Our data substantiate the feasibility of generating high-quality libraries and sequencing data from relatively low input of highly fragmented FFPE gDNA, without significant differences between the two tested platforms.

We also demonstrate that each WES platform is able to correctly detect most of the SNVs detected by a PCR capture re-sequencing, without introducing false negative results. Furthermore, both WES capture systems efficiently cover almost all exons of the most cancer-relevant genes.

Therefore, our study demonstrates that FFPE samples may replace the frozen tissues in a WES workflow, although a QC step of FFPE degradation status should be integrated as a decision criterion to proceed for the sequencing.
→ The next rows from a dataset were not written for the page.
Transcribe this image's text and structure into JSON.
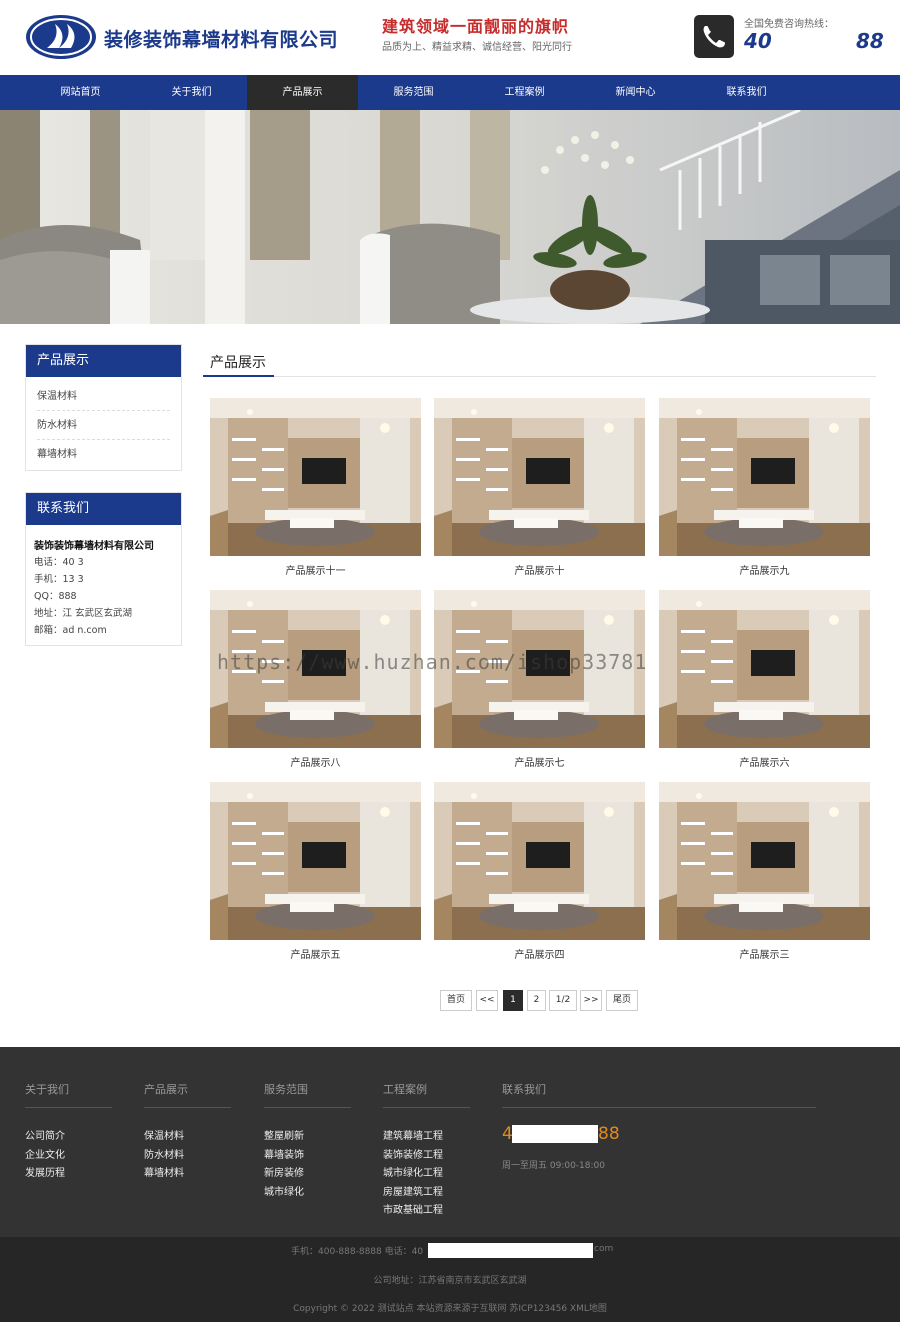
{
  "header": {
    "company_name": "装修装饰幕墙材料有限公司",
    "slogan": "建筑领域一面靓丽的旗帜",
    "sub_slogan": "品质为上、精益求精、诚信经营、阳光同行",
    "hotline_label": "全国免费咨询热线：",
    "hotline_prefix": "40",
    "hotline_suffix": "88"
  },
  "nav": {
    "items": [
      "网站首页",
      "关于我们",
      "产品展示",
      "服务范围",
      "工程案例",
      "新闻中心",
      "联系我们"
    ],
    "active_index": 2
  },
  "sidebar": {
    "products": {
      "title": "产品展示",
      "items": [
        "保温材料",
        "防水材料",
        "幕墙材料"
      ]
    },
    "contact": {
      "title": "联系我们",
      "company": "装饰装饰幕墙材料有限公司",
      "phone": "电话：40               3",
      "mobile": "手机：13               3",
      "qq": "QQ：888",
      "address": "地址：江               玄武区玄武湖",
      "email": "邮箱：ad               n.com"
    }
  },
  "main": {
    "title": "产品展示",
    "products": [
      "产品展示十一",
      "产品展示十",
      "产品展示九",
      "产品展示八",
      "产品展示七",
      "产品展示六",
      "产品展示五",
      "产品展示四",
      "产品展示三"
    ]
  },
  "pagination": {
    "first": "首页",
    "prev": "<<",
    "page1": "1",
    "page2": "2",
    "info": "1/2",
    "next": ">>",
    "last": "尾页"
  },
  "watermark": "https://www.huzhan.com/ishop33781",
  "footer": {
    "columns": [
      {
        "title": "关于我们",
        "links": [
          "公司简介",
          "企业文化",
          "发展历程"
        ]
      },
      {
        "title": "产品展示",
        "links": [
          "保温材料",
          "防水材料",
          "幕墙材料"
        ]
      },
      {
        "title": "服务范围",
        "links": [
          "整屋刷新",
          "幕墙装饰",
          "新房装修",
          "城市绿化"
        ]
      },
      {
        "title": "工程案例",
        "links": [
          "建筑幕墙工程",
          "装饰装修工程",
          "城市绿化工程",
          "房屋建筑工程",
          "市政基础工程"
        ]
      }
    ],
    "contact_title": "联系我们",
    "contact_phone_prefix": "4",
    "contact_phone_suffix": "88",
    "hours": "周一至周五 09:00-18:00",
    "bottom_line1_prefix": "手机：400-888-8888  电话：40",
    "bottom_line1_suffix": "com",
    "bottom_line2": "公司地址：江苏省南京市玄武区玄武湖",
    "bottom_line3": "Copyright © 2022 测试站点 本站资源来源于互联网  苏ICP123456 XML地图"
  },
  "colors": {
    "brand_blue": "#1c3a8c",
    "dark": "#2b2b2b",
    "footer_bg": "#333333",
    "bottom_bg": "#262626",
    "phone_orange": "#e48a1c"
  }
}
Researchers should keep in mind that the WES designs continuously evolve and both technologies recently released new versions namely Human All Exon v.6 (Agilent Technologies) and SeqCap EZ MedExome Kit (Roche NimbleGen) that have been optimized in design with an improvement of the disease-linked variant detection.

In conclusion, our analysis suggests that the WES approach could be extended to a translational research context as well as to the clinic (e.g. to study rare malignancies), where the simultaneous analysis of the whole coding region may help in the detection of cancer-linked variants.